ISLAMABAD/KARACHI: Federal Minister for Maritime Affairs Muhammad Junaid Anwar Chaudhry chaired a meeting related to the Korangi Fisheries Harbor Board and underscored the government’s push to modernize the harbor, improve export standards and strengthen Pakistan’s blue economy, according to official statements and subsequent ministry briefings.
The policy direction coming out of the ministry has been fairly clear for months now: Korangi Fisheries Harbor Authority is being positioned as a central hub for seafood processing, handling and exports. In an official statement issued on April 17, 2025, the ministry said the minister had directed that the harbor be upgraded to meet international standards, arguing that better infrastructure and tighter operational management are necessary if Pakistan wants to expand seafood trade in serious markets abroad.
That message didn’t stop at broad promises. On May 28, 2025, the government said a wider revamp of Korangi Fish Harbor could generate more than $100 million in direct and indirect economic activity over five years, while also creating over 3,000 jobs across construction, logistics, fish processing and associated services. Officials also projected a 50% increase in seafood processing capacity once the modernization effort moves ahead at scale.
By January 10, 2026, the ministry had taken the plan a step further, announcing a proposed 100-acre, $80 million Seafood Processing and Export Zone at the Korangi Fisheries Harbor Authority. The official line was that the project would support value-added seafood exports, attract investment and give Pakistan a stronger foothold in the global seafood supply chain.
For the government, Korangi is no side issue. The harbor has repeatedly been described by maritime officials as a backbone institution for the country’s fishing industry, especially because it connects catch handling, processing and export activity in one ecosystem. The ministry has also linked Korangi’s revival to better governance, regulatory compliance and stronger environmental oversight in the marine sector.

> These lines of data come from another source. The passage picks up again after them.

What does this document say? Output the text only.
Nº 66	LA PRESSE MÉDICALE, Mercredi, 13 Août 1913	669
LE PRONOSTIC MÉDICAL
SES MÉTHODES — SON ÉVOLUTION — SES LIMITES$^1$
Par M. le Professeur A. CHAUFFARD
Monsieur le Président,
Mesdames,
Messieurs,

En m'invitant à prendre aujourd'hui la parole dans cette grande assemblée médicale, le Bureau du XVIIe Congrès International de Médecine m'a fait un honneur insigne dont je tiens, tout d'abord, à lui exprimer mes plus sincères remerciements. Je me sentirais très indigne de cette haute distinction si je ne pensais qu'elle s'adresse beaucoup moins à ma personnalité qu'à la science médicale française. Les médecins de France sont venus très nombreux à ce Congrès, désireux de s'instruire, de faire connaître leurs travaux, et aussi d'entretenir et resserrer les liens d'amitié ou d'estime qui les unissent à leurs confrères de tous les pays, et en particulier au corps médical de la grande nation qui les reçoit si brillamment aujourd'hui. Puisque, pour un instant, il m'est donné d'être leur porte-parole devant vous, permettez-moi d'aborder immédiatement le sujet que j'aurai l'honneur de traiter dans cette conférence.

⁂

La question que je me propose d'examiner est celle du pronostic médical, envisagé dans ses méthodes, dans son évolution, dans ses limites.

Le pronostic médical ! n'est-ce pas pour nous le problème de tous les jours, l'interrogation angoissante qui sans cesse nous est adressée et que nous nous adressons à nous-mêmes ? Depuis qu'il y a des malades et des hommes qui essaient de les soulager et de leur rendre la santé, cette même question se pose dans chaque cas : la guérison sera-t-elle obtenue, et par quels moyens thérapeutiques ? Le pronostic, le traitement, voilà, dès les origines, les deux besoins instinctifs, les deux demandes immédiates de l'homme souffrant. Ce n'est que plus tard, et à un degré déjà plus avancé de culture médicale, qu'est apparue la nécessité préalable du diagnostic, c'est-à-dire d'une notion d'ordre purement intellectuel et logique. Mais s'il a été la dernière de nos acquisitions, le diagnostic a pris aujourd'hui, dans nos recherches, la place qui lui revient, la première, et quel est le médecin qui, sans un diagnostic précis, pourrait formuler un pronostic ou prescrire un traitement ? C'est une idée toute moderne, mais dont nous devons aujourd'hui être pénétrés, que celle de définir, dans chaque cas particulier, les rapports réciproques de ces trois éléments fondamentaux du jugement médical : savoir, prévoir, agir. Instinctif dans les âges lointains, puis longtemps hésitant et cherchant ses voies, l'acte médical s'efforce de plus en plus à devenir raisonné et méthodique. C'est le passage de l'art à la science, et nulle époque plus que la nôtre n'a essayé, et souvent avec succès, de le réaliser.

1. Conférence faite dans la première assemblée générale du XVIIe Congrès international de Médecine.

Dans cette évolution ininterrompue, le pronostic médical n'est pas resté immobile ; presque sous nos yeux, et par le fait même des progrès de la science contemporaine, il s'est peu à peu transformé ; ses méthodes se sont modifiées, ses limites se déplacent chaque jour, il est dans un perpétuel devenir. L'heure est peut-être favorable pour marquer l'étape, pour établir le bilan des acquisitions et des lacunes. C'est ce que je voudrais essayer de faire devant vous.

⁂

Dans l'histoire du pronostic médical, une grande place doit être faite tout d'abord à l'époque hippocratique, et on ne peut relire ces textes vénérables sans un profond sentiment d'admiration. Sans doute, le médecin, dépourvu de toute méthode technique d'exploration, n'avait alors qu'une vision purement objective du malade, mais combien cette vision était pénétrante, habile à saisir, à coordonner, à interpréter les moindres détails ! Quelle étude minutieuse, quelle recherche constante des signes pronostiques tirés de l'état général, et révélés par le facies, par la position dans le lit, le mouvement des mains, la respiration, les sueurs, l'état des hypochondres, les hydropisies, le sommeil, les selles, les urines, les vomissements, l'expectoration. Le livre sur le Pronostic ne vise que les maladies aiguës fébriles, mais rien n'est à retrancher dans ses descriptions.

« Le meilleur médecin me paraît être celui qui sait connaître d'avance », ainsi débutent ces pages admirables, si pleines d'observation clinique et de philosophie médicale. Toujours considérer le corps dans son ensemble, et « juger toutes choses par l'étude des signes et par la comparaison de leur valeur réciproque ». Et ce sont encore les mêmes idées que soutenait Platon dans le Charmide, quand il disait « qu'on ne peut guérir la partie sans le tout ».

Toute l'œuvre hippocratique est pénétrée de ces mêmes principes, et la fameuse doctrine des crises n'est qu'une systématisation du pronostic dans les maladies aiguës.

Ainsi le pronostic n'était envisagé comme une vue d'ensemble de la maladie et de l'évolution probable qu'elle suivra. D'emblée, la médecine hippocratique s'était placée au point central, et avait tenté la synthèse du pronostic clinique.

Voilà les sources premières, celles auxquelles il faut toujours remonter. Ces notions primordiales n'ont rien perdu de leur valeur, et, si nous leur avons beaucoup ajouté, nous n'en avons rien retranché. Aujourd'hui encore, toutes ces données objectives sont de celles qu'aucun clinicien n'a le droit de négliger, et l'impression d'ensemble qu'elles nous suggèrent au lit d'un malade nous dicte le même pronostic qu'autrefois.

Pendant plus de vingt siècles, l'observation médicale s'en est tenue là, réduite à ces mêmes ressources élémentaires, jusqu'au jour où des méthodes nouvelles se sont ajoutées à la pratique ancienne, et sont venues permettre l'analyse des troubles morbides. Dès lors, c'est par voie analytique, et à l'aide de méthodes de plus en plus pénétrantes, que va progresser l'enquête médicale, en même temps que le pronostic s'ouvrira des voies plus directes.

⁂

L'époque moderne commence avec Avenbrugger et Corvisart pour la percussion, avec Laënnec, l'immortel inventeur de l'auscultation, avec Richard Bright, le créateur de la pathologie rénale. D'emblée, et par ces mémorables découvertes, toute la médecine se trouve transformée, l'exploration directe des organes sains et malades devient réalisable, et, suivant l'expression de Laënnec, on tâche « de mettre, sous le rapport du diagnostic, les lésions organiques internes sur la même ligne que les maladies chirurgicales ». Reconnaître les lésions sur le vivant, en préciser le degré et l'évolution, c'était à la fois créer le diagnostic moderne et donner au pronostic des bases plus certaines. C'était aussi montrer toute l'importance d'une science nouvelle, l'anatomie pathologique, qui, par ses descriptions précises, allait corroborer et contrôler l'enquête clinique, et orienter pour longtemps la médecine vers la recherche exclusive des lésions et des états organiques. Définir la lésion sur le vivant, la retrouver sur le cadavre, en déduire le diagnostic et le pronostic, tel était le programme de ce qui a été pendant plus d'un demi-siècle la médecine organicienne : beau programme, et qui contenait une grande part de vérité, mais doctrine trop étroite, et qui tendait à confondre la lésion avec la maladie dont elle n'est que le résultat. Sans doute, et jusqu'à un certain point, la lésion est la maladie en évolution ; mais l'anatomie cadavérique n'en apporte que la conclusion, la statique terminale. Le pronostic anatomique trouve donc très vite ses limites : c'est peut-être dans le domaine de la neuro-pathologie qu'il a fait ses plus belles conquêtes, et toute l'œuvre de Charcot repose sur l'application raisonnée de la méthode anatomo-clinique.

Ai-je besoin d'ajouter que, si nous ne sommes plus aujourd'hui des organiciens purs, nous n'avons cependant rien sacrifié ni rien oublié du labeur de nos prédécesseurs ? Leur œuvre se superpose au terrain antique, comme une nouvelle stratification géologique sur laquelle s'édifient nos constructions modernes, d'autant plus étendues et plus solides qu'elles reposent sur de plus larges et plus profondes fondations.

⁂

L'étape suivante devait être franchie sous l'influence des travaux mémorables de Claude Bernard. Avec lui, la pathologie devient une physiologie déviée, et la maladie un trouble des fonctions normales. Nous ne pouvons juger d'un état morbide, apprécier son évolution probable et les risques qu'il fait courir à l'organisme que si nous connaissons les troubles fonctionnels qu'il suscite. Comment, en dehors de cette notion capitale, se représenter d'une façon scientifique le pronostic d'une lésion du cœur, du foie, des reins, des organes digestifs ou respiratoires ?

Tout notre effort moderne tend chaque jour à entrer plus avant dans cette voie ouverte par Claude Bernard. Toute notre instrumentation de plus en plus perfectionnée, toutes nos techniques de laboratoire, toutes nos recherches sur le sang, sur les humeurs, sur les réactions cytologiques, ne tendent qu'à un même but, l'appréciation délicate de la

That broader framing matters. Pakistan has been trying to sell the idea of a “blue economy” more aggressively, and Korangi fits neatly into that pitch. A functioning, internationally compliant fisheries harbor would not just help exporters; it could also improve cold-chain performance, reduce losses, create higher-value seafood products and make local operators more competitive in demanding overseas markets. That, at least, is the bet the ministry seems to be making.
Even so, one thing remains less clear in publicly indexed reporting: a full official readout of this specific board meeting’s agenda, attendance list and formal decisions was not readily available in the sources I could verify. What is clear, though, is the direction of travel. Under Chaudhry, Korangi Fisheries Harbor has moved from being a neglected fisheries asset to a flagship maritime reform project—one the government is presenting as a test case for export-led coastal development.